Isaías 35:1-10 y 61:1-11 son textos preciosos que los leccionarios traen para el tercer domingo de Adviento. Hablan del retorno del exilio babilónico, del re-establecimiento de Sión y de su glorificación.
“Y los redimidos del Yhwh volverán a Sión con alegría; y habrá gozo perpetuo sobre sus cabezas. Tendrán gozo y alegría y huirán la tristeza y el gemido”, dice 35:10. Y “reedificarán las ruinas antiguas, levantarán lo que antes fue asolado y restaurarán las ciudades arruinadas, los escombros de muchas generaciones (61:4). Lo que queda refrendado con estas otras palabras de los salmos: “cuando Yhwh hizo volver de la cautividad a Sión fuimos como los que sueñan. Nuestra boca se llenó de risa y nuestra lengua de alabanza” (Slm. 126:1-2).
Y son textos admirables. Seductores. ¿Quién no siente alegría cuando recupera algo muy querido y de lo que ha estado privado durante mucho tiempo? ¿Quién no se goza cuando experimenta la liberación después de mucho tiempo de opresión e injusticia? ¿A quién no le embarga el júbilo cuando le es concedido aquello con lo que ha soñado largamente, sobre todo si es importante? ¿Quién no se conmueve de contento y entusiasmo ante la perspectiva de un nuevo inicio, de la desaparición total de las lacras que frustraron la vida anterior hasta el punto de arruinarla?
Evidentemente, es la alegría del pueblo de Israel por la vuelta del exilio. Por la liberación de todas las injusticias que sufrieron durante ese cautiverio que tanto les hizo añorar su tierra: “sentados junto a los ríos de Babilonia, llorábamos al acordarnos de Sión” (Slm. 137:1). Pero también de las que sufrieron y practicaron en ella con anterioridad, y que tanto criticaron los profetas, incluido el propio Isaías, hasta el extremo de considerar precisa una nueva fundación del estado de Israel.
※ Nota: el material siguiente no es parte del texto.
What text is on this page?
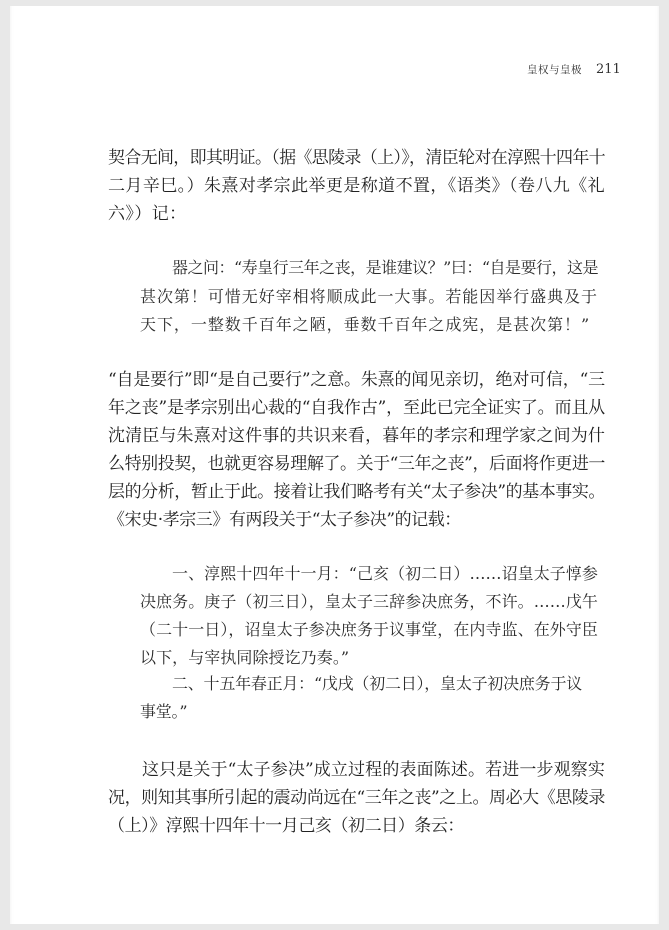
皇权与皇极 211
契合无间，即其明证。（据《思陵录（上）》，清臣轮对在淳熙十四年十
二月辛巳。）朱熹对孝宗此举更是称道不置，《语类》（卷八九《礼
六》）记：
器之问：“寿皇行三年之丧，是谁建议？”曰：“自是要行，这是
甚次第！可惜无好宰相将顺成此一大事。若能因举行盛典及于
天下，一整数千百年之陋，垂数千百年之成宪，是甚次第！”
“自是要行”即“是自己要行”之意。朱熹的闻见亲切，绝对可信，“三
年之丧”是孝宗别出心裁的“自我作古”，至此已完全证实了。而且从
沈清臣与朱熹对这件事的共识来看，暮年的孝宗和理学家之间为什
么特别投契，也就更容易理解了。关于“三年之丧”，后面将作更进一
层的分析，暂止于此。接着让我们略考有关“太子参决”的基本事实。
《宋史·孝宗三》有两段关于“太子参决”的记载：
一、淳熙十四年十一月：“己亥（初二日）……诏皇太子惇参
决庶务。庚子（初三日），皇太子三辞参决庶务，不许。……戊午
（二十一日），诏皇太子参决庶务于议事堂，在内寺监、在外守臣
以下，与宰执同除授讫乃奏。”
二、十五年春正月：“戊戌（初二日），皇太子初决庶务于议
事堂。”
这只是关于“太子参决”成立过程的表面陈述。若进一步观察实
况，则知其事所引起的震动尚远在“三年之丧”之上。周必大《思陵录
（上）》淳熙十四年十一月己亥（初二日）条云：
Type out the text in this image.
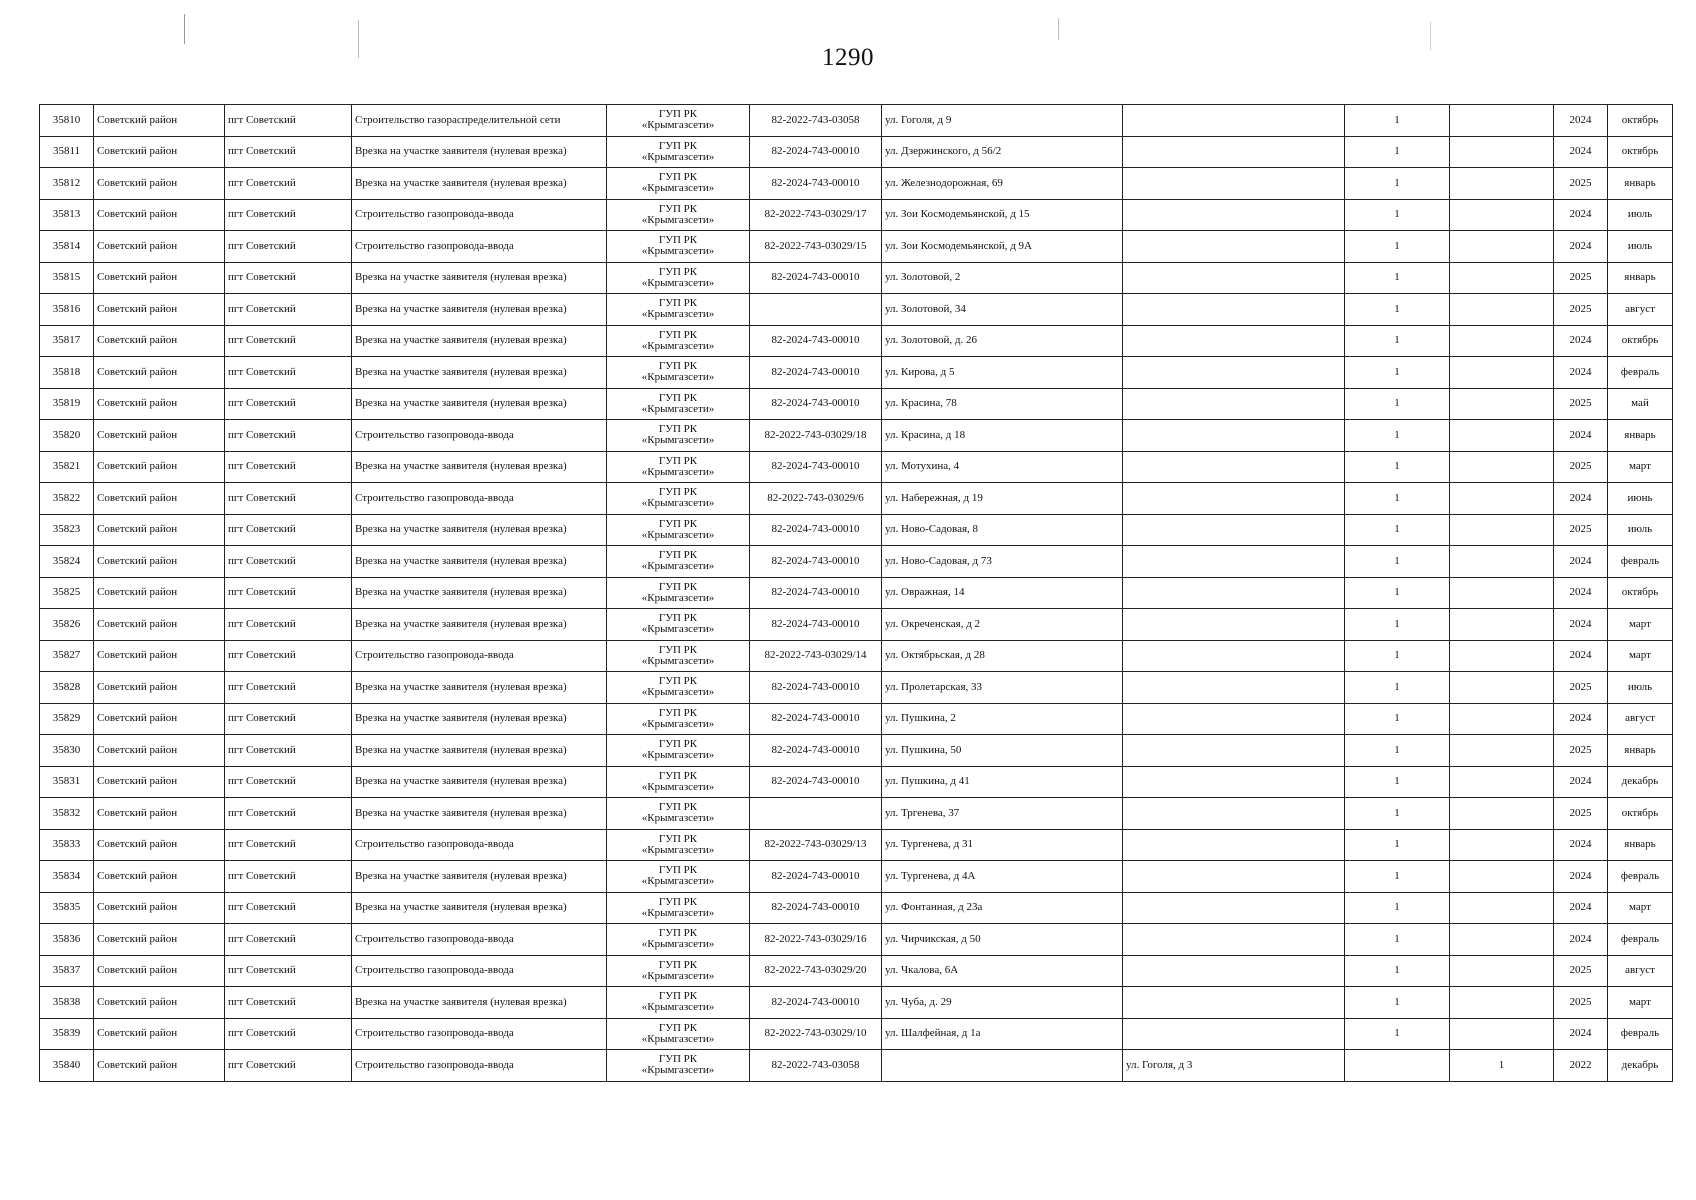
1290
35810	Советский район	пгт Советский	Строительство газораспределительной сети	ГУП РК
«Крымгазсети»	82-2022-743-03058	ул. Гоголя, д 9		1		2024	октябрь
35811	Советский район	пгт Советский	Врезка на участке заявителя (нулевая врезка)	ГУП РК
«Крымгазсети»	82-2024-743-00010	ул. Дзержинского, д 56/2		1		2024	октябрь
35812	Советский район	пгт Советский	Врезка на участке заявителя (нулевая врезка)	ГУП РК
«Крымгазсети»	82-2024-743-00010	ул. Железнодорожная, 69		1		2025	январь
35813	Советский район	пгт Советский	Строительство газопровода-ввода	ГУП РК
«Крымгазсети»	82-2022-743-03029/17	ул. Зои Космодемьянской, д 15		1		2024	июль
35814	Советский район	пгт Советский	Строительство газопровода-ввода	ГУП РК
«Крымгазсети»	82-2022-743-03029/15	ул. Зои Космодемьянской, д 9А		1		2024	июль
35815	Советский район	пгт Советский	Врезка на участке заявителя (нулевая врезка)	ГУП РК
«Крымгазсети»	82-2024-743-00010	ул. Золотовой, 2		1		2025	январь
35816	Советский район	пгт Советский	Врезка на участке заявителя (нулевая врезка)	ГУП РК
«Крымгазсети»		ул. Золотовой, 34		1		2025	август
35817	Советский район	пгт Советский	Врезка на участке заявителя (нулевая врезка)	ГУП РК
«Крымгазсети»	82-2024-743-00010	ул. Золотовой, д. 26		1		2024	октябрь
35818	Советский район	пгт Советский	Врезка на участке заявителя (нулевая врезка)	ГУП РК
«Крымгазсети»	82-2024-743-00010	ул. Кирова, д 5		1		2024	февраль
35819	Советский район	пгт Советский	Врезка на участке заявителя (нулевая врезка)	ГУП РК
«Крымгазсети»	82-2024-743-00010	ул. Красина, 78		1		2025	май
35820	Советский район	пгт Советский	Строительство газопровода-ввода	ГУП РК
«Крымгазсети»	82-2022-743-03029/18	ул. Красина, д 18		1		2024	январь
35821	Советский район	пгт Советский	Врезка на участке заявителя (нулевая врезка)	ГУП РК
«Крымгазсети»	82-2024-743-00010	ул. Мотухина, 4		1		2025	март
35822	Советский район	пгт Советский	Строительство газопровода-ввода	ГУП РК
«Крымгазсети»	82-2022-743-03029/6	ул. Набережная, д 19		1		2024	июнь
35823	Советский район	пгт Советский	Врезка на участке заявителя (нулевая врезка)	ГУП РК
«Крымгазсети»	82-2024-743-00010	ул. Ново-Садовая, 8		1		2025	июль
35824	Советский район	пгт Советский	Врезка на участке заявителя (нулевая врезка)	ГУП РК
«Крымгазсети»	82-2024-743-00010	ул. Ново-Садовая, д 73		1		2024	февраль
35825	Советский район	пгт Советский	Врезка на участке заявителя (нулевая врезка)	ГУП РК
«Крымгазсети»	82-2024-743-00010	ул. Овражная, 14		1		2024	октябрь
35826	Советский район	пгт Советский	Врезка на участке заявителя (нулевая врезка)	ГУП РК
«Крымгазсети»	82-2024-743-00010	ул. Окреченская, д 2		1		2024	март
35827	Советский район	пгт Советский	Строительство газопровода-ввода	ГУП РК
«Крымгазсети»	82-2022-743-03029/14	ул. Октябрьская, д 28		1		2024	март
35828	Советский район	пгт Советский	Врезка на участке заявителя (нулевая врезка)	ГУП РК
«Крымгазсети»	82-2024-743-00010	ул. Пролетарская, 33		1		2025	июль
35829	Советский район	пгт Советский	Врезка на участке заявителя (нулевая врезка)	ГУП РК
«Крымгазсети»	82-2024-743-00010	ул. Пушкина, 2		1		2024	август
35830	Советский район	пгт Советский	Врезка на участке заявителя (нулевая врезка)	ГУП РК
«Крымгазсети»	82-2024-743-00010	ул. Пушкина, 50		1		2025	январь
35831	Советский район	пгт Советский	Врезка на участке заявителя (нулевая врезка)	ГУП РК
«Крымгазсети»	82-2024-743-00010	ул. Пушкина, д 41		1		2024	декабрь
35832	Советский район	пгт Советский	Врезка на участке заявителя (нулевая врезка)	ГУП РК
«Крымгазсети»		ул. Тргенева, 37		1		2025	октябрь
35833	Советский район	пгт Советский	Строительство газопровода-ввода	ГУП РК
«Крымгазсети»	82-2022-743-03029/13	ул. Тургенева, д 31		1		2024	январь
35834	Советский район	пгт Советский	Врезка на участке заявителя (нулевая врезка)	ГУП РК
«Крымгазсети»	82-2024-743-00010	ул. Тургенева, д 4А		1		2024	февраль
35835	Советский район	пгт Советский	Врезка на участке заявителя (нулевая врезка)	ГУП РК
«Крымгазсети»	82-2024-743-00010	ул. Фонтанная, д 23а		1		2024	март
35836	Советский район	пгт Советский	Строительство газопровода-ввода	ГУП РК
«Крымгазсети»	82-2022-743-03029/16	ул. Чирчикская, д 50		1		2024	февраль
35837	Советский район	пгт Советский	Строительство газопровода-ввода	ГУП РК
«Крымгазсети»	82-2022-743-03029/20	ул. Чкалова, 6А		1		2025	август
35838	Советский район	пгт Советский	Врезка на участке заявителя (нулевая врезка)	ГУП РК
«Крымгазсети»	82-2024-743-00010	ул. Чуба, д. 29		1		2025	март
35839	Советский район	пгт Советский	Строительство газопровода-ввода	ГУП РК
«Крымгазсети»	82-2022-743-03029/10	ул. Шалфейная, д 1а		1		2024	февраль
35840	Советский район	пгт Советский	Строительство газопровода-ввода	ГУП РК
«Крымгазсети»	82-2022-743-03058		ул. Гоголя, д 3		1	2022	декабрь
Refundación que expresa con la imagen de un árbol que, cortado por el hacha, rebrota del tocón al que quedó reducido su tronco (Is. 6:13).
Lo llamativo de todo este asunto es que el NT no aplica ninguna de estas citas típicas de Adviento y Navidad al pueblo de Israel, sino a Jesucristo y al pueblo por él fundado. Él es, según palabras del propio Isaías, el Admirable Dios Fuerte que, además, es Padre Eterno y Príncipe de Paz (Is. 9:6). Él es el que otorgará con su salvación aquella justicia que, por ser plena y verdadera, es la única fuente de futuro y paz (Is. 45:8). El pueblo de Israel fue incapaz de vivirla, pues, vuelto a su tierra y pasado el entusiasmo inicial, pronto volvieron también las viejas lacras del pasado.
¿Es esta realidad una metáfora de la nuestra? La pregunta deberéis responderla cada uno de vosotros. Pero mi opinión es que andamos bastante enredados en las infidelidades, partidismos, iras e injusticias como para sostener que aquella refundación deslucida y medio fallida no sea también la nuestra. Lo cual es un atentado a nuestros principios. Si somos un pueblo sin fronteras, sin distinción de raza, tribu, sexo o lengua; si somos un pueblo universal, cuya patria es la tierra entera; y si somos un pueblo que dice tener la fe, la justicia, la esperanza y el amor por bandera, no deberíamos traicionarnos tan a menudo a nosotros mismos ni a nuestro Señor, ese Príncipe de Paz citado en el párrafo anterior. Deberíamos hacer realidad ese nuevo comienzo en todo su esplendor porque con arreglo a los textos de Isaías, los citados y otros muchos que se han quedado en el tintero, ese nuevo comienzo es principio de alegría y vida en paz, sin violencia, sea ésta armada o no armada. Por eso me gustaría que releyeseis en vuestras casas, tranquilamente, Is. 61:1-11 y 35:1-10. De ellos se desprende la hermosura de aquello a lo que estamos siendo llamados en este tercer domingo de Adviento.